Leacock, always of obvious intelligence, was sent to the elite private school of Upper Canada College in Toronto, where he was top of the class and was chosen as head boy. In 1887, seventeen year-old Leacock started at University College at the University of Toronto.

He left university to earn money as a school teacher - a job he disliked immensely. As a teacher at Upper Canada College, his alma mater, he was able to simultaneously attend classes at the University of Toronto and, in 1891, earn his degree through part-time studies. It was during this period that his first writing was published in The Varsity, a campus newspaper.

In 1899 he became a lecturer and long-time acting head of the political economy department at McGill University.

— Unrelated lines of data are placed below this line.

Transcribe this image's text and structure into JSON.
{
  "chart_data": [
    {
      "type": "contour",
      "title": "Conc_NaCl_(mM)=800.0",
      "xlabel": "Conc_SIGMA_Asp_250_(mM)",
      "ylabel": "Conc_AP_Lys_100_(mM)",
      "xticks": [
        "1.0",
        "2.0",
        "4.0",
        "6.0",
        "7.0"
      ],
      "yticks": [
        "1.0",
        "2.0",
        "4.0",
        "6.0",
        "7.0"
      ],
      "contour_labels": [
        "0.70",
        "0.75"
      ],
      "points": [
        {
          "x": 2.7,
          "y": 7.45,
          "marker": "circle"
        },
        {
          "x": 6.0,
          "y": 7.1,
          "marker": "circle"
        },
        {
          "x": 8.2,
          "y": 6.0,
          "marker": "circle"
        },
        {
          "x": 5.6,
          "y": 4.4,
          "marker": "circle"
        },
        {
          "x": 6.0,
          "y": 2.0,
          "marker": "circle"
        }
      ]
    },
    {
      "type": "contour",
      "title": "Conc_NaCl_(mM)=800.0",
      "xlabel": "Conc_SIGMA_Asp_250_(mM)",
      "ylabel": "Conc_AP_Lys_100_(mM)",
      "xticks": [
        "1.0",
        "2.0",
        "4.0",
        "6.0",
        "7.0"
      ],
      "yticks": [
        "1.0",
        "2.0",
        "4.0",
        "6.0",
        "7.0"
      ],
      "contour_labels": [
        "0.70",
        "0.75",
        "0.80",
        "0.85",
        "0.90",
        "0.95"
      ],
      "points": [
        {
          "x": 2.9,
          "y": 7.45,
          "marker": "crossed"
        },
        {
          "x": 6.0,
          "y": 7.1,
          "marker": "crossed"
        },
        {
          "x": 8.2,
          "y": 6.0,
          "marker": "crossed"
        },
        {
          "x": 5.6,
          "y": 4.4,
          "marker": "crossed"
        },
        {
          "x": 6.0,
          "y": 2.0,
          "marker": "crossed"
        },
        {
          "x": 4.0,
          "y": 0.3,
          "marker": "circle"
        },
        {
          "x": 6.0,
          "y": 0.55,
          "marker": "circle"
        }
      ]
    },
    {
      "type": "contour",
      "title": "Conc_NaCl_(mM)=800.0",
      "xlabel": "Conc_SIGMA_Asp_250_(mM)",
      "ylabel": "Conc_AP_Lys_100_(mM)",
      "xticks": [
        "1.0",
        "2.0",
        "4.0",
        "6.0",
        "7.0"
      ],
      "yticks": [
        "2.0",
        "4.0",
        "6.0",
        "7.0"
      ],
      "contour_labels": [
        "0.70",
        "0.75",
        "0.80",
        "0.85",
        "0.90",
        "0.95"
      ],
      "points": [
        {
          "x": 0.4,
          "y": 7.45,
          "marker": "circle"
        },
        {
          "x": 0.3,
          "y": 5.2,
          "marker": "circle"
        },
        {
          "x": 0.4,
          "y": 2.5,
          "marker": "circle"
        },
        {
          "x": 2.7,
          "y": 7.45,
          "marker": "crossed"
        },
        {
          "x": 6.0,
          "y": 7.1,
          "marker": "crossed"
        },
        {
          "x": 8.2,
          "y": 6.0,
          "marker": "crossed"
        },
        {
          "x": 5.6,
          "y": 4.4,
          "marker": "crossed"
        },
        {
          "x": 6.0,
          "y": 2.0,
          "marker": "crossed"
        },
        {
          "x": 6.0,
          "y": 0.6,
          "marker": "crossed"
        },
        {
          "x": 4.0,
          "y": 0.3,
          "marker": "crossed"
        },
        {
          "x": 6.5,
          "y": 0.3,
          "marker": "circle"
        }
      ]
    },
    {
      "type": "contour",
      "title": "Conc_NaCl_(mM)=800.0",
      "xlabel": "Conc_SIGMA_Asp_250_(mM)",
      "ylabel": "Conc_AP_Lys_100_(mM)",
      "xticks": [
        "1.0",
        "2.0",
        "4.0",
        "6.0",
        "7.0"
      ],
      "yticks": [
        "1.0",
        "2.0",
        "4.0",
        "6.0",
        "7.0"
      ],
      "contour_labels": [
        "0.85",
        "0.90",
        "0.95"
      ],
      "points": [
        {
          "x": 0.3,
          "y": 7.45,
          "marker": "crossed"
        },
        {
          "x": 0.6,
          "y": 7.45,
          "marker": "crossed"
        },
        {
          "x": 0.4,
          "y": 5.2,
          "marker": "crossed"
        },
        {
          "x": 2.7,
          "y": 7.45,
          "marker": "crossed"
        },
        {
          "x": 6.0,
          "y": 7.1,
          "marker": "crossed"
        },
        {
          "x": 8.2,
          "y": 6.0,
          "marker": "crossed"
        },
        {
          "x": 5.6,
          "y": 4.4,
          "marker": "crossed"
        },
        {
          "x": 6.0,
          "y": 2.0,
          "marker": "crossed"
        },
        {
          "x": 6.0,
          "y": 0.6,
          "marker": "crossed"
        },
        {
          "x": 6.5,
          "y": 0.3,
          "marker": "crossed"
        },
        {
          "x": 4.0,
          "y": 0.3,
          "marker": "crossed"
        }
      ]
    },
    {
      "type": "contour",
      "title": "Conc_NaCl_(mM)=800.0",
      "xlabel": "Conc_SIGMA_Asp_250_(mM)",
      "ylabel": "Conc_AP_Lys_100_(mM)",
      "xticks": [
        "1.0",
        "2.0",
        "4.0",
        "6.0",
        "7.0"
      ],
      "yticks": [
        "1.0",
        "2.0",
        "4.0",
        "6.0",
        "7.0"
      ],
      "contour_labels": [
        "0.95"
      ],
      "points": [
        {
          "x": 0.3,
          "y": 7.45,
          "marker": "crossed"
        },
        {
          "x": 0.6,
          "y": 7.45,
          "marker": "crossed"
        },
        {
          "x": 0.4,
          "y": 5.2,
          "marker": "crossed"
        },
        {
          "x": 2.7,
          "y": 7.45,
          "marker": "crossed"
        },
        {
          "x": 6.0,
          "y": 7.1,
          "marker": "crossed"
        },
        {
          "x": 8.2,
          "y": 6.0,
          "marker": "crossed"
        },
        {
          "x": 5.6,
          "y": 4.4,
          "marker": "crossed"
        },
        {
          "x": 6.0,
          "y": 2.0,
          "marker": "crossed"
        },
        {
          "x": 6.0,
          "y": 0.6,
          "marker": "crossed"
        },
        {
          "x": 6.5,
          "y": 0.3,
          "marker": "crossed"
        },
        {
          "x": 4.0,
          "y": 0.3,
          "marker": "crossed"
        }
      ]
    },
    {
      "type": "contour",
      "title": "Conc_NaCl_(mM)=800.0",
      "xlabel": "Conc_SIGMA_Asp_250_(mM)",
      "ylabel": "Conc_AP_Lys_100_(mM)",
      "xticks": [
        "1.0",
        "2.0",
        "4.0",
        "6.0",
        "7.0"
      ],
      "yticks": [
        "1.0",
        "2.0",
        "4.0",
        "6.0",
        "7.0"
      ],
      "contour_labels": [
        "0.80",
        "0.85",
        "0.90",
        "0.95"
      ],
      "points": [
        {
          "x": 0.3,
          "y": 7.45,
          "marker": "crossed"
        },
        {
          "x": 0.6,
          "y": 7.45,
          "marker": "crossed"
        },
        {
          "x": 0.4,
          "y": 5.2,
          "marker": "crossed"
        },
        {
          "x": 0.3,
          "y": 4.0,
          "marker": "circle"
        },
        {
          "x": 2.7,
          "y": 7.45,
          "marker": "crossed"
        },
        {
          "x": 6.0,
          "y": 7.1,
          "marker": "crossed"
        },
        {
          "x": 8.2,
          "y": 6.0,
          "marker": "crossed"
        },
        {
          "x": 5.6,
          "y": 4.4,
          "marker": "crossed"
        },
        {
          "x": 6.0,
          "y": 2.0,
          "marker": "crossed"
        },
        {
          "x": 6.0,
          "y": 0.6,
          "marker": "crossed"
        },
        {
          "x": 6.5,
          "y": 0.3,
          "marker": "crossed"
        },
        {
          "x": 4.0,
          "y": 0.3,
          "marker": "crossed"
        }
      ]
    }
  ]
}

Early in his career Leacock turned to fiction, humour, and short reports. His stories, became extremely popular around the world. Between the years 1915 and 1925, Leacock was the most popular humourist in the English-speaking world.

In accordance with his wishes, after his death due to throat cancer, he was cremated and buried at Sibbald Point in Georgina Township near his boyhood home. In 1947, the Stephen Leacock Award was created to recognize the best in Canadian literary humour.

A number of buildings in Canada are named after Leacock, including the Stephen Leacock Building at McGill University, a theatre in Keswick, Ontario, and schools in Toronto and Ottawa.